Я воздержался от комментариев, и Берри продолжил:
– Но люди не желают слушать тяжелую, грустную музыку. У всех хватает собственных проблем и неприятностей. Люди хотят слышать в музыке надежду. Они жаждут зарядиться положительными эмоциями. Они хотят танцевать. Я не смогу никому помочь – ни своим артистам, ни своей семье, ни этой компании, – если не буду требовать определенного стандарта. Мы должны быть лучше всех остальных, – повторил Берри. – Я задаю здесь направление. А люди… да, пусть они смеются, издеваются и называют меня увеселителем толпы. Да, черт возьми, я такой! Но именно это делает хорошая музыка. Она веселит сердца. Ублажает уши. Доставляет наслаждение глазам. Радует душу. И люди возвращаются за тем, что приносит им удовольствие.

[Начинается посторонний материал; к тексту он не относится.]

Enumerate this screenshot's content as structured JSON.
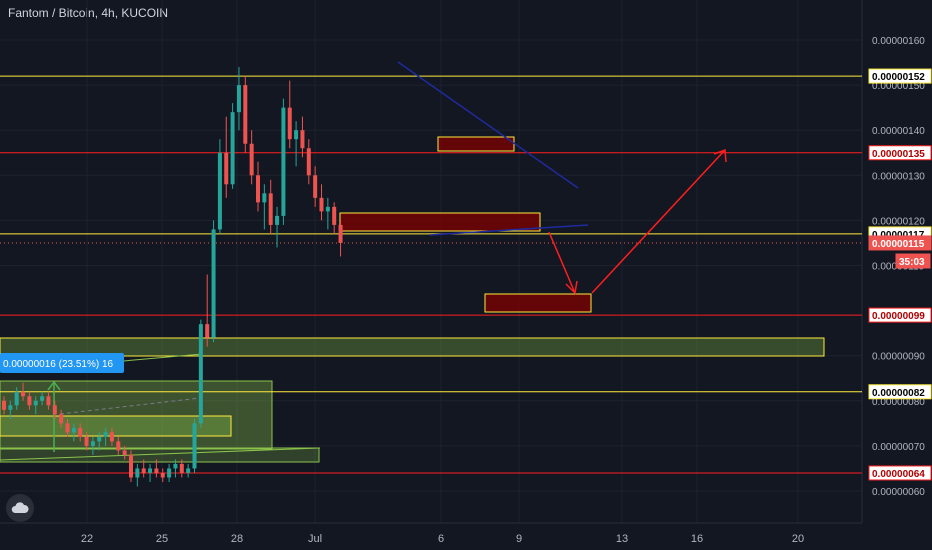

– Уж и не знаю, радуем мы людей или нет, – тихо сказала Эстер, и я, оторвавшись от стены, встал за ее креслом, положив руки ей на плечи.
Брат с сестрой молча проследили за нами, и Берри подавил вздох:
– Что ж… вы волнующие. Вне всякого сомнения. Да из-за вас двоих, вместе… вся эта студия готова была запылать ярким пламенем. Теперь я понимаю, почему вас засадили в тюрьму. Вопрос общественной безопасности, – сказал Берри, внезапно рассмеявшись.
– Я не могу поверить в это! Вас посадили в тюрьму! – прошептала миссис Эдвардс, качая головой. В отличие от брата, она не засмеялась; ее подбородок окаменел, а взгляд сделался тяжелым.
– Сэмми Дэвис – младший женился на белой женщине, – сказал Берри. – А Перл Бейли вышла замуж за Луи Беллсона – лучшего белого барабанщика из всех, кого я встречал. Так что вы не будете первой межрасовой парой в мире шоу-бизнеса.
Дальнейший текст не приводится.